除了上面之外的应该其他部分基本都在core中实现了。

1.3 tools

这里包含几个重要的部分，一个是训练测试脚本、一个数据转换脚本、另外一个是模型转换脚本。

1.3.1 训练脚本

通过调用配置文件，基本就可以直接训练了。

python tools/train.py ${CONFIG_FILE}

# eg :
python tools/train.py configs/balloon/mask_rcnn_r50_caffe_fpn_mstrain-poly_1x_balloon.py

mmdetection/train.py at master · open-mmlab/mmdetection · GitHub

# Copyright (c) OpenMMLab.
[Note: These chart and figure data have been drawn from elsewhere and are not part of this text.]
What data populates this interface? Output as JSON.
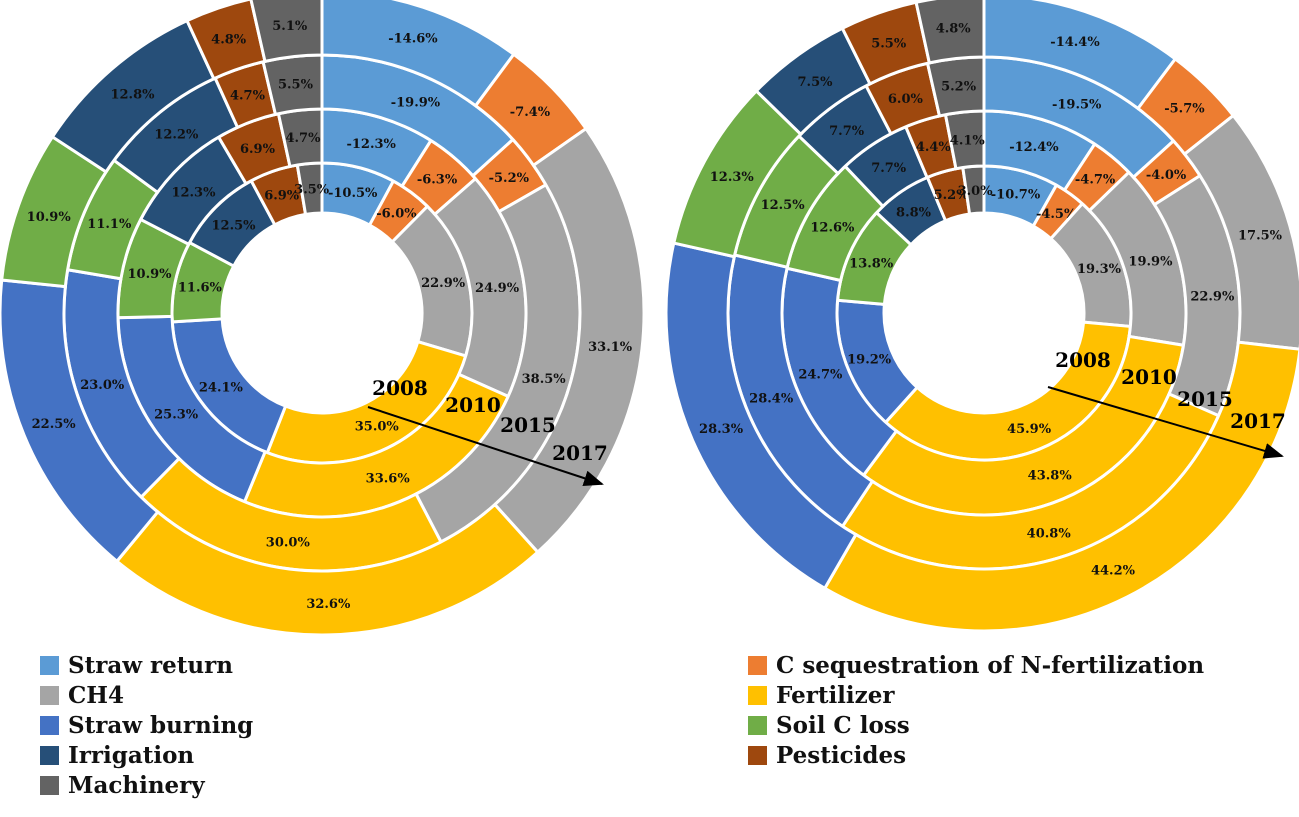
{
  "chart_data": [
    {
      "type": "donut",
      "title": "",
      "years": [
        "2008",
        "2010",
        "2015",
        "2017"
      ],
      "rings": [
        {
          "year": "2008",
          "values": [
            -10.5,
            -6.0,
            22.9,
            35.0,
            24.1,
            11.6,
            12.5,
            6.9,
            3.5
          ],
          "labels": [
            "-10.5%",
            "-6.0%",
            "22.9%",
            "35.0%",
            "24.1%",
            "11.6%",
            "12.5%",
            "6.9%",
            "3.5%"
          ]
        },
        {
          "year": "2010",
          "values": [
            -12.3,
            -6.3,
            24.9,
            33.6,
            25.3,
            10.9,
            12.3,
            6.9,
            4.7
          ],
          "labels": [
            "-12.3%",
            "-6.3%",
            "24.9%",
            "33.6%",
            "25.3%",
            "10.9%",
            "12.3%",
            "6.9%",
            "4.7%"
          ]
        },
        {
          "year": "2015",
          "values": [
            -19.9,
            -5.2,
            38.5,
            30.0,
            23.0,
            11.1,
            12.2,
            4.7,
            5.5
          ],
          "labels": [
            "-19.9%",
            "-5.2%",
            "38.5%",
            "30.0%",
            "23.0%",
            "11.1%",
            "12.2%",
            "4.7%",
            "5.5%"
          ]
        },
        {
          "year": "2017",
          "values": [
            -14.6,
            -7.4,
            33.1,
            32.6,
            22.5,
            10.9,
            12.8,
            4.8,
            5.1
          ],
          "labels": [
            "-14.6%",
            "-7.4%",
            "33.1%",
            "32.6%",
            "22.5%",
            "10.9%",
            "12.8%",
            "4.8%",
            "5.1%"
          ]
        }
      ]
    },
    {
      "type": "donut",
      "title": "",
      "years": [
        "2008",
        "2010",
        "2015",
        "2017"
      ],
      "rings": [
        {
          "year": "2008",
          "values": [
            -10.7,
            -4.5,
            19.3,
            45.9,
            19.2,
            13.8,
            8.8,
            5.2,
            3.0
          ],
          "labels": [
            "-10.7%",
            "-4.5%",
            "19.3%",
            "45.9%",
            "19.2%",
            "13.8%",
            "8.8%",
            "5.2%",
            "3.0%"
          ]
        },
        {
          "year": "2010",
          "values": [
            -12.4,
            -4.7,
            19.9,
            43.8,
            24.7,
            12.6,
            7.7,
            4.4,
            4.1
          ],
          "labels": [
            "-12.4%",
            "-4.7%",
            "19.9%",
            "43.8%",
            "24.7%",
            "12.6%",
            "7.7%",
            "4.4%",
            "4.1%"
          ]
        },
        {
          "year": "2015",
          "values": [
            -19.5,
            -4.0,
            22.9,
            40.8,
            28.4,
            12.5,
            7.7,
            6.0,
            5.2
          ],
          "labels": [
            "-19.5%",
            "-4.0%",
            "22.9%",
            "40.8%",
            "28.4%",
            "12.5%",
            "7.7%",
            "6.0%",
            "5.2%"
          ]
        },
        {
          "year": "2017",
          "values": [
            -14.4,
            -5.7,
            17.5,
            44.2,
            28.3,
            12.3,
            7.5,
            5.5,
            4.8
          ],
          "labels": [
            "-14.4%",
            "-5.7%",
            "17.5%",
            "44.2%",
            "28.3%",
            "12.3%",
            "7.5%",
            "5.5%",
            "4.8%"
          ]
        }
      ]
    }
  ],
  "categories": [
    "Straw return",
    "C sequestration of N-fertilization",
    "CH4",
    "Fertilizer",
    "Straw burning",
    "Soil C loss",
    "Irrigation",
    "Pesticides",
    "Machinery"
  ],
  "colors": [
    "#5B9BD5",
    "#ED7D31",
    "#A5A5A5",
    "#FFC000",
    "#4472C4",
    "#70AD47",
    "#264F78",
    "#9E480E",
    "#636363"
  ],
  "legend": {
    "left": [
      {
        "label": "Straw return",
        "color": "#5B9BD5"
      },
      {
        "label": "CH4",
        "color": "#A5A5A5"
      },
      {
        "label": "Straw burning",
        "color": "#4472C4"
      },
      {
        "label": "Irrigation",
        "color": "#264F78"
      },
      {
        "label": "Machinery",
        "color": "#636363"
      }
    ],
    "right": [
      {
        "label": "C sequestration of N-fertilization",
        "color": "#ED7D31"
      },
      {
        "label": "Fertilizer",
        "color": "#FFC000"
      },
      {
        "label": "Soil C loss",
        "color": "#70AD47"
      },
      {
        "label": "Pesticides",
        "color": "#9E480E"
      }
    ]
  }
}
All rights reserved.
import argparse
import copy
import os
import os.path as osp
import time
import warnings

import mmcv
import torch
import torch.distributed as dist
from mmcv import Config, DictAction
from mmcv.runner import get_dist_info, init_dist
from mmcv.utils import get_git_hash

from mmdet import __version__
from mmdet.apis import init_random_seed, set_random_seed, train_detector
from mmdet.datasets import build_dataset
from mmdet.models import build_detector
from mmdet.utils import (collect_env, get_device, get_root_logger,
                         replace_cfg_vals, setup_multi_processes,
                         update_data_root)


def parse_args():
    parser = argparse.ArgumentParser(description='Train a detector')
    parser.add_argument('config', help='train config file path')
    parser.add_argument('--work-dir', help='the dir to save logs and models')
    parser.add_argument(
        '--resume-from', help='the checkpoint file to resume from')
    parser.add_argument(
        '--auto-resume',
        action='store_true',
        help='resume from the latest checkpoint automatically')
    parser.add_argument(
        '--no-validate',
        action='store_true',
        help='whether not to evaluate the checkpoint during training')
    group_gpus = parser.add_mutually_exclusive_group()
    group_gpus.add_argument(
        '--gpus',
        type=int,
        help='(Deprecated, please use --gpu-id) number of gpus to use '
        '(only applicable to non-distributed training)')
    group_gpus.add_argument(
        '--gpu-ids',
        type=int,
        nargs='+',
        help='(Deprecated, please use --gpu-id) ids of gpus to use '
        '(only applicable to non-distributed training)')
    group_gpus.add_argument(
        '--gpu-id',
        type=int,
        default=0,
        help='id of gpu to use '
        '(only applicable to non-distributed training)')
    parser.add_argument('--seed', type=int, default=None, help='random seed')
    parser.add_argument(
        '--diff-seed',
        action='store_true',
        help='Whether or not set different seeds for different ranks')
    parser.add_argument(
        '--deterministic',
        action='store_true',
        help='whether to set deterministic options for CUDNN backend.')
    parser.add_argument(
        '--options',
        nargs='+',
        action=DictAction,
        help='override some settings in the used config, the key-value pair '
        'in xxx=yyy format will be merged into config file (deprecate), '
        'change to --cfg-options instead.')
    parser.add_argument(
        '--cfg-options',
        nargs='+',
        action=DictAction,
        help='override some settings in the used config, the key-value pair '
        'in xxx=yyy format will be merged into config file. If the value to '
        'be overwritten is a list, it should be like key="[a,b]" or key=a,b '
        'It also allows nested list/tuple values, e.g. key="[(a,b),(c,d)]" '
        'Note that the quotation marks are necessary and that no white space '
        'is allowed.')
    parser.add_argument(
        '--launcher',
        choices=['none', 'pytorch', 'slurm', 'mpi'],
        default='none',
        help='job launcher')
    parser.add_argument('--local_rank', type=int, default=0)
    parser.add_argument(
        '--auto-scale-lr',
        action='store_true',
        help='enable automatically scaling LR.')
    args = parser.parse_args()
    if 'LOCAL_RANK' not in os.environ:
        os.environ['LOCAL_RANK'] = str(args.local_rank)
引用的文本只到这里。